Korpos graphical abstract

Éva Korpos, Nadir Kadri, Sophie Loismann, Clais R. Findeisen, Frank Arfuso, George W. Burke III, Sarah J. Richardson, Noel G. Morgan, Marika Bogdani, Alberto Pugliese, Lydia Sorokin

Tertiary lymphoid organs (TLOs) show structural and functional similarities to secondary lymphoid organs. They form in non-lymphoid tissues to generate local immune responses during chronic infection, autoimmunity and cancer. In this issue, Korpos et al ( show the presence of TLOs in the pancreas of individuals with ongoing islet autoimmunity in three distinct clinical settings of type 1 diabetes: (1) at risk of diabetes (autoantibody positive); (2) at/after diagnosis; and (3) in the transplanted pancreas with recurrent diabetes.

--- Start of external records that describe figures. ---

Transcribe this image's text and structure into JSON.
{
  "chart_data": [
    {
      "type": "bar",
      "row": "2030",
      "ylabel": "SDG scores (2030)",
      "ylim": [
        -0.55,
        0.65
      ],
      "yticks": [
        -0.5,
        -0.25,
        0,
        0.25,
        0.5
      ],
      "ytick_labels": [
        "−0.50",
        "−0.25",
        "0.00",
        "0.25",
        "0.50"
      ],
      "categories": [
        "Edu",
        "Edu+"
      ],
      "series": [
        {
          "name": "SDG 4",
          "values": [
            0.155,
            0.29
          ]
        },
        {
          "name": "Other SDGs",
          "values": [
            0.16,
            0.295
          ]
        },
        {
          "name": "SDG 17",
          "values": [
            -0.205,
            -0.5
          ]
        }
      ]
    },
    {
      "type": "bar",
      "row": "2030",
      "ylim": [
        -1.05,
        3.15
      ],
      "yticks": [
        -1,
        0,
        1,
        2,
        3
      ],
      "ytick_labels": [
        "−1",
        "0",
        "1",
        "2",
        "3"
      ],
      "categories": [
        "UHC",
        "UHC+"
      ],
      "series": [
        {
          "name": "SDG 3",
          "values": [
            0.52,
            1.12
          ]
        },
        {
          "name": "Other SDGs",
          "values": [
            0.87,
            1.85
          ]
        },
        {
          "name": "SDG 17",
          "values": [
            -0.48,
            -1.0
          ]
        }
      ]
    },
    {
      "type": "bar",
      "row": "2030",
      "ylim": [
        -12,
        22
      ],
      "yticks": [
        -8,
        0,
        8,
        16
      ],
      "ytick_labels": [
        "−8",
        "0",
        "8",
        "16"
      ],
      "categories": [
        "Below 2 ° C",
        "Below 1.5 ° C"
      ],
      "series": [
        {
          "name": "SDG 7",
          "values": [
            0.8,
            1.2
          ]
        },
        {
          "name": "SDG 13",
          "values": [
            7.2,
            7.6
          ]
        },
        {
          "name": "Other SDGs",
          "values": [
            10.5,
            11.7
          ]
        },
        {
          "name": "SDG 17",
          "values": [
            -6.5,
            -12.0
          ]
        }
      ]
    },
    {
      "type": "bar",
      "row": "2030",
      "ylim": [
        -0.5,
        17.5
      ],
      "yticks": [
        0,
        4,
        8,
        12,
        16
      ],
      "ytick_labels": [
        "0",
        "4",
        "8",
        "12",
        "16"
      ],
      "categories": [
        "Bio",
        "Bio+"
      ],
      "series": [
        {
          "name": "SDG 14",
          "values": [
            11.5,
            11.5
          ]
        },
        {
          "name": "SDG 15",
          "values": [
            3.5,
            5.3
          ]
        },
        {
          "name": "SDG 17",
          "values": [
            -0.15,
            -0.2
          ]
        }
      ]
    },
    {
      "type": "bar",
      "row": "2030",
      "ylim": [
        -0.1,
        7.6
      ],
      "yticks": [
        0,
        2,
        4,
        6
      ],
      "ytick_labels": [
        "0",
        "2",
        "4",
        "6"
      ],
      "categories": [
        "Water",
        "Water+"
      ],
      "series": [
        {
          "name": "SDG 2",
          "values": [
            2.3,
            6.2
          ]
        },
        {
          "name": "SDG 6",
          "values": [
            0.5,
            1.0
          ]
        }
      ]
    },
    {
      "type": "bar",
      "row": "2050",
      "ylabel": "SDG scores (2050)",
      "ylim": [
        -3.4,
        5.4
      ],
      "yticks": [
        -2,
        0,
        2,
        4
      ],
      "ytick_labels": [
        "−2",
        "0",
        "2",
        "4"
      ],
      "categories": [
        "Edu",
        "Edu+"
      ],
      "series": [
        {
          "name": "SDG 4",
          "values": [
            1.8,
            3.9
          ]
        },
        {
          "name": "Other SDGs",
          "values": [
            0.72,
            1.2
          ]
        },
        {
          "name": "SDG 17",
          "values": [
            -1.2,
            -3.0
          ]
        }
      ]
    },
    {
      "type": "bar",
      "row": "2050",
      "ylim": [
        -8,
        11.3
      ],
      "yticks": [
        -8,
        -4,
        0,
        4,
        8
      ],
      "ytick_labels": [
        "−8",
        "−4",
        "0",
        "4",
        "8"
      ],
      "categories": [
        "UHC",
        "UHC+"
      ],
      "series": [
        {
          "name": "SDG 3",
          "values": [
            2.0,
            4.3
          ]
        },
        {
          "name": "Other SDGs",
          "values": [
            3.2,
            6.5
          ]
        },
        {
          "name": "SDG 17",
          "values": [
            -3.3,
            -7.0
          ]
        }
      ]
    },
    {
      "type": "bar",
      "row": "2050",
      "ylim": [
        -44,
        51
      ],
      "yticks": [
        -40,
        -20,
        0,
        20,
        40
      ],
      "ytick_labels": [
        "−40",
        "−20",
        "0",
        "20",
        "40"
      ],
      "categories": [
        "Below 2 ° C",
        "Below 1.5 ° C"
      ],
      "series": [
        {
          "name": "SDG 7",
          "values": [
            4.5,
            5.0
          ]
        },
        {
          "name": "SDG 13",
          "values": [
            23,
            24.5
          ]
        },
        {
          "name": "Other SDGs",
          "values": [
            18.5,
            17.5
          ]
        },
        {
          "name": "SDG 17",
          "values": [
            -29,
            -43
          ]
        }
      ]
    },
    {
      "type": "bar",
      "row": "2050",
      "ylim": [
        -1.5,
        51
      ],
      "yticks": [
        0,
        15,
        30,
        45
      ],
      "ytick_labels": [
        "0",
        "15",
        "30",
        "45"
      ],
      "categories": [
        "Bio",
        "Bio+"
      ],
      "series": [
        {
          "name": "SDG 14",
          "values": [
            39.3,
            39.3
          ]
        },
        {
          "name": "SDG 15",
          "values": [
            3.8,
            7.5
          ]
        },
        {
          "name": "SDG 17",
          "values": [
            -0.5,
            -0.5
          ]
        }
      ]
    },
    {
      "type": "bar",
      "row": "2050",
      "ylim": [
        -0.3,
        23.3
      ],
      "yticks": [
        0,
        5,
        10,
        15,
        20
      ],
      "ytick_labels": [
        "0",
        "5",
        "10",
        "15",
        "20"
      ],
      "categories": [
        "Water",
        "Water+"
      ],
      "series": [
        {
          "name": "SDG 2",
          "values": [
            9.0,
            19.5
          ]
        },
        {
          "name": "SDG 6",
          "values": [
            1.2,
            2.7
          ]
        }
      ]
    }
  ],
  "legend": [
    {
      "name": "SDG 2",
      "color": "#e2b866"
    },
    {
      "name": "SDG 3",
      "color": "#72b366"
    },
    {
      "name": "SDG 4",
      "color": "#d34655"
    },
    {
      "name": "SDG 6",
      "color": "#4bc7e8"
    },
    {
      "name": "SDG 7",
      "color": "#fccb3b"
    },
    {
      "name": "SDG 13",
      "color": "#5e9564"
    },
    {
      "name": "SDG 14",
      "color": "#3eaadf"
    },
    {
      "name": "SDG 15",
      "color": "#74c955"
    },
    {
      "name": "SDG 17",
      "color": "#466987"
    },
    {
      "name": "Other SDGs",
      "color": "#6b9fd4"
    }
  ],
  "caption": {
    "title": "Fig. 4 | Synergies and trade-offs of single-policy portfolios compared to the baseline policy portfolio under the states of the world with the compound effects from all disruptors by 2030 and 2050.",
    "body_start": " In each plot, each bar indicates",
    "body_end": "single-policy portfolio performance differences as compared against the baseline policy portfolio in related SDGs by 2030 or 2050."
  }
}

The authors report that pancreatic TLOs in humans with type 1 diabetes and mouse models of type 1 diabetes are structurally and molecularly similar, exhibiting high endothelial venule formation, a biochemically similar reticular fibre network, fibroblastic reticular cells and T and B cells. TLOs were mostly associated with insulin-positive islets containing immune cell aggregates. Based on these findings, the authors suggest that TLOs are potential sites of autoreactive effector T cell generation in islet autoimmunity and may contribute to the progression of disease.